ScatteredStateProvider does:
  1. Replicate all data from this segment to the next node using OutboundTransferTask.pushTransfer true
  2. Send InvalidateVersionsCommands with all keys in this segment to all nodes but the next member (receiving state via the push transfer)
Write to entry can proceed in parallel with this process; invalidation cannot overwrite newer entry, though invalidation from executed write can arrive to the new backup before the state-transfer - then the cluster would have 3 copies of that entry until next write as the entry would not be invalidated on backup.

If the segment just got a new primary owner:

ScatteredStateConsumerImpl does:
  1. Synchronously retrieve highest version for this segment from all nodes (using GET_MAX_VERSIONS
  2. Request all nodes to send you all keys + versions from this segment (and do that locally as well)
  3. Retrieve values from nodes with highest versions
  4. Send invalidations to all other nodes, removing the entry

Clean rebalance (after join, no data is lost)

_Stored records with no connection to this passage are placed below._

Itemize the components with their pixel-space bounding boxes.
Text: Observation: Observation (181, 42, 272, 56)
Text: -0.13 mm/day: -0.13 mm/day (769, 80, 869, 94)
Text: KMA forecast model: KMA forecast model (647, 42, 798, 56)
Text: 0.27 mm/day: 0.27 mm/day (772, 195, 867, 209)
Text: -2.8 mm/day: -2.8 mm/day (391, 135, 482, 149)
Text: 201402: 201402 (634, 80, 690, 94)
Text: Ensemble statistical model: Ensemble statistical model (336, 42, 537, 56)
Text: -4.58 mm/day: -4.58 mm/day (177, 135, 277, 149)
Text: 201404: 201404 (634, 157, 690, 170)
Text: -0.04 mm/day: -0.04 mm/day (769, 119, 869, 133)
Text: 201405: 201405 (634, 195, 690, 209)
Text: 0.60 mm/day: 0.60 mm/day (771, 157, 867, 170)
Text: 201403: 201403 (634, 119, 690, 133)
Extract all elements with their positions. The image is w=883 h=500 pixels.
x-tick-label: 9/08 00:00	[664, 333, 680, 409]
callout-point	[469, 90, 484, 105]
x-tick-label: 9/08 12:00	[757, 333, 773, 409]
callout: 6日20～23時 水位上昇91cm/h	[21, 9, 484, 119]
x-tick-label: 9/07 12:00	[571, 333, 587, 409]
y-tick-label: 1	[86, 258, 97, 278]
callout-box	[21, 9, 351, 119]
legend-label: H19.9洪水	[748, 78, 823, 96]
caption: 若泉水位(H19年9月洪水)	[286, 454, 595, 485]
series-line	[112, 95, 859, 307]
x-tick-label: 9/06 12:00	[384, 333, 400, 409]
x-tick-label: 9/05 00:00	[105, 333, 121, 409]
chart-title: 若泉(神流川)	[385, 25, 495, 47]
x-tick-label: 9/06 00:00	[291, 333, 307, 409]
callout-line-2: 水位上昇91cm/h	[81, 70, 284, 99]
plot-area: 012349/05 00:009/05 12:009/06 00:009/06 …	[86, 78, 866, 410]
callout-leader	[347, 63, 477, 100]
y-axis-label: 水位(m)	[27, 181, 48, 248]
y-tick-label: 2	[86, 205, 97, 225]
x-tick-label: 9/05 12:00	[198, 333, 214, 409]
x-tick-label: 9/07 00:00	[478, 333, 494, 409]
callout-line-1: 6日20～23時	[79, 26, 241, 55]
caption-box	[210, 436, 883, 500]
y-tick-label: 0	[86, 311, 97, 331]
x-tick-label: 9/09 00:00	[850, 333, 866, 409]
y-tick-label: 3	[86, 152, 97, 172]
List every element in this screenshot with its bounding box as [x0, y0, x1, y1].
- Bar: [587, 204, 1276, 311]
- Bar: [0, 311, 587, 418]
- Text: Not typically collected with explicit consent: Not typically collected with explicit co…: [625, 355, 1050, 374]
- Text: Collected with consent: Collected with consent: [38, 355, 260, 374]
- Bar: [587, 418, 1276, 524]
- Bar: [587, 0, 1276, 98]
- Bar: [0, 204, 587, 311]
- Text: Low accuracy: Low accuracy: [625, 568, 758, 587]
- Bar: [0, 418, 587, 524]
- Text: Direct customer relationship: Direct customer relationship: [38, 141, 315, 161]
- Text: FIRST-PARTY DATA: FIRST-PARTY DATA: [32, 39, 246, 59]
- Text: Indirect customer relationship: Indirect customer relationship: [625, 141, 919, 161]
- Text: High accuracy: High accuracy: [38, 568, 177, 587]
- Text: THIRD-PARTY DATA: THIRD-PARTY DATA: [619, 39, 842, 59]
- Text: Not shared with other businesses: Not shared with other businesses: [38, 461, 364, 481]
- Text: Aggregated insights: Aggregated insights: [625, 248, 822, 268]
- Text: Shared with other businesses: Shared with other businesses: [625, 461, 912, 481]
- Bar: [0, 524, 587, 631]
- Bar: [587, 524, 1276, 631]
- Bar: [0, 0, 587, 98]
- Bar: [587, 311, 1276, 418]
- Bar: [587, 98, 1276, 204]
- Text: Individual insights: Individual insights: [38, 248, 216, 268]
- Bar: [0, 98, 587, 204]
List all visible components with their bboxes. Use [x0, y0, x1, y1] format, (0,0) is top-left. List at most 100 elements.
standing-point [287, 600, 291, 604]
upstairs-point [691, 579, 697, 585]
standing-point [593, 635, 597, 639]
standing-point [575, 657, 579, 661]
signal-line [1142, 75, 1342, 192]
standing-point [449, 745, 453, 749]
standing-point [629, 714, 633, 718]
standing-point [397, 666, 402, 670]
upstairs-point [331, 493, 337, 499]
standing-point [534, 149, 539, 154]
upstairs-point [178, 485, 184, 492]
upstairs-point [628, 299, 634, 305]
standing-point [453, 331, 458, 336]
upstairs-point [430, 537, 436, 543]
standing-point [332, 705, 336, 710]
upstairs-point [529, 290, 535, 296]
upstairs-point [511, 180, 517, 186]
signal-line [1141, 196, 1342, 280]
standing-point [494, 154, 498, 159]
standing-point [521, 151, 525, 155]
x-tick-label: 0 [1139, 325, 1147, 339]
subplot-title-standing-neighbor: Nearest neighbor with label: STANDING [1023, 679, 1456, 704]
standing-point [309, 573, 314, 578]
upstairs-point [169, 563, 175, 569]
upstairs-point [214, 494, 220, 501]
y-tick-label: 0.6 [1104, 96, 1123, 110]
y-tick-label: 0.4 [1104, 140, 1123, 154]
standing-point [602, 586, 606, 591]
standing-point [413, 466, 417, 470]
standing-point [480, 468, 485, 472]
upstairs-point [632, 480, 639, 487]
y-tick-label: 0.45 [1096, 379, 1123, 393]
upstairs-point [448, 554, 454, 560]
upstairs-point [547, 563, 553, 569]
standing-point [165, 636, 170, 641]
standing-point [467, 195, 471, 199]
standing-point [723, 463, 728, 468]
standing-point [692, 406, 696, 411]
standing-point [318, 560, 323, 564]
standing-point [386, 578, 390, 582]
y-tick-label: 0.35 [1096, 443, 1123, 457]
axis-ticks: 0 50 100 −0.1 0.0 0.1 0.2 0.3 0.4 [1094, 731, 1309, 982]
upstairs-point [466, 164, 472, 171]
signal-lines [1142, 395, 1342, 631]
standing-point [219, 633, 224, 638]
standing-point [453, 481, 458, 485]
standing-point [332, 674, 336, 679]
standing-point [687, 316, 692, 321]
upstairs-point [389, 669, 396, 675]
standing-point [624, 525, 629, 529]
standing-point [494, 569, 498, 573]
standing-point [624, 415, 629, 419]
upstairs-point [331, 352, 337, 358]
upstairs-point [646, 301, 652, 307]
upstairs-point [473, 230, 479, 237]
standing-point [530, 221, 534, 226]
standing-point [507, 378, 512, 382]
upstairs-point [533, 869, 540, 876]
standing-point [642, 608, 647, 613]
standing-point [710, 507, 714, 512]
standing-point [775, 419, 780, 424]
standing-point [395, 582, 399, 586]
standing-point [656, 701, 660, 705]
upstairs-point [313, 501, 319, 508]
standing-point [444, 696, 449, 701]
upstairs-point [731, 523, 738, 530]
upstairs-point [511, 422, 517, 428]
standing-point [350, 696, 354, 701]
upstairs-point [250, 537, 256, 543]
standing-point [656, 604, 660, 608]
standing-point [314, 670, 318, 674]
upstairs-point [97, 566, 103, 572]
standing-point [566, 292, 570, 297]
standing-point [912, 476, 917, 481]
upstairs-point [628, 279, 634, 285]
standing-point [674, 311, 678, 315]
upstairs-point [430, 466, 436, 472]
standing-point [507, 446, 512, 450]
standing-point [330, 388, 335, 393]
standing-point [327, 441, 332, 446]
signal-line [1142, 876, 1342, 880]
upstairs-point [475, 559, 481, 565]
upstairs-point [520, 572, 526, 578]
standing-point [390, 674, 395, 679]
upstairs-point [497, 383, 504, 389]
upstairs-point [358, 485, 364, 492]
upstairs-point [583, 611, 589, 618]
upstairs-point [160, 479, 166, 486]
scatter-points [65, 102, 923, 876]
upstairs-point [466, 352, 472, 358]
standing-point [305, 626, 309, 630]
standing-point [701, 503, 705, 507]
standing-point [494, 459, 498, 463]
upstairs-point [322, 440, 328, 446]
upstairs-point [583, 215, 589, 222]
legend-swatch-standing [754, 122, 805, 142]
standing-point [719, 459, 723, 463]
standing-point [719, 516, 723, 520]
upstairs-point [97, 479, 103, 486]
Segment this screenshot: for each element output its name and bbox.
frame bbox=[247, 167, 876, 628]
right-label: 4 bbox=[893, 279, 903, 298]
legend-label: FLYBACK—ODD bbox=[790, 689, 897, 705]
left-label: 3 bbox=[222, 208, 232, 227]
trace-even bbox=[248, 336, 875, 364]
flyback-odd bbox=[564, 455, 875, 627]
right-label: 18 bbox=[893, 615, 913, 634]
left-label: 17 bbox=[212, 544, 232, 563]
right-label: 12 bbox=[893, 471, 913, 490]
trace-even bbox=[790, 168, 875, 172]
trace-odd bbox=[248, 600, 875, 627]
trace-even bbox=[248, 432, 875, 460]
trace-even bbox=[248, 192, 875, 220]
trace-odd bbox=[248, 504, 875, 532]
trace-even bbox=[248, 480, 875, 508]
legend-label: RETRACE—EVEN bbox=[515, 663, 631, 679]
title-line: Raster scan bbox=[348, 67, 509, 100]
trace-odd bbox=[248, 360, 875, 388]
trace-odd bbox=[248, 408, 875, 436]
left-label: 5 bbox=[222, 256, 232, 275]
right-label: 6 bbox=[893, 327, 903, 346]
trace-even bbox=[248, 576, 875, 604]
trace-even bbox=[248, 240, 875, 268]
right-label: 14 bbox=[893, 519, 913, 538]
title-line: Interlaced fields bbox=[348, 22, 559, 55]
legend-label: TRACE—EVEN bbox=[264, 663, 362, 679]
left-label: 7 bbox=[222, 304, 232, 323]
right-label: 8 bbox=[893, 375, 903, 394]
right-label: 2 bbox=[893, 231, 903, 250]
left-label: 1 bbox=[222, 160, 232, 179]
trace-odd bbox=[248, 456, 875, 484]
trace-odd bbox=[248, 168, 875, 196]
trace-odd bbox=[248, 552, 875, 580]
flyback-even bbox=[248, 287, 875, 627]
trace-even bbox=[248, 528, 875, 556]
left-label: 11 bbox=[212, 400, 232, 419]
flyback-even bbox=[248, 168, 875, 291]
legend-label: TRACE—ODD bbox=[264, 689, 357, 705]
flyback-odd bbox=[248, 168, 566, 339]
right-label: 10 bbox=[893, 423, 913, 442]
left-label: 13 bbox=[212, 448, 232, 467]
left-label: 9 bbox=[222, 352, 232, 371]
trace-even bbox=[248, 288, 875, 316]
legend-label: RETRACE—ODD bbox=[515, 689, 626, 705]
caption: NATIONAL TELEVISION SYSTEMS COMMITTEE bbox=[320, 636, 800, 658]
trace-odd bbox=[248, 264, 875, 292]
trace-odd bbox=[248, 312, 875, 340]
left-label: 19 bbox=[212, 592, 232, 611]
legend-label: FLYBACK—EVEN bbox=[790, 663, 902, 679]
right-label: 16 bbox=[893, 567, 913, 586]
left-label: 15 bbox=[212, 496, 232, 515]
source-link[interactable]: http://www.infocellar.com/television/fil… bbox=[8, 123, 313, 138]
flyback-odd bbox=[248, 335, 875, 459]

Optimization for rebalance when there's single owner with all data (previous primary) has not been implemented yet.

Partition handling

Partition becomes degraded any time it loses more than one node compared to members in last stable topology. In degraded mode, all operations are prohibited; one partition cannot have all owners in (in that case operations are allowed in distributed caches) because we don't know who is the backup owner. Having primary owner is not sufficient; the other partition may be still available and therefore we would get inconsistent/provide possibly stale data.

Persistence

As we don't use locking for everything after EntryWrappingInterceptor we need another synchronization for storing an entry into cache store. We don't want to block data-container for the potentially long cache store update, and therefore ScatteredCacheWriterInterceptor goes into data-container (getting the lock) just to compare versions and create a CompletableFuture that serves as a lock that can be waited upon in non-blocking way.

Potential problems

Listeners

  • The pre- listeners may be invoked multiple times, with stale values (the command then does not update DC, and retries).
  • However if command itself does not read the value, it can commit even if the value changed in between and listener will get out-of-date value.
  • As ordering updates to DC is based on the versions, it is possible that some operations arrive to DC finding that a newer (according to version) update has been applied there. In that case, the operation correctly finishes, but an event for this update is not fired as we don't have the previous value, and the event that was fired for the newer update carries the value before this update.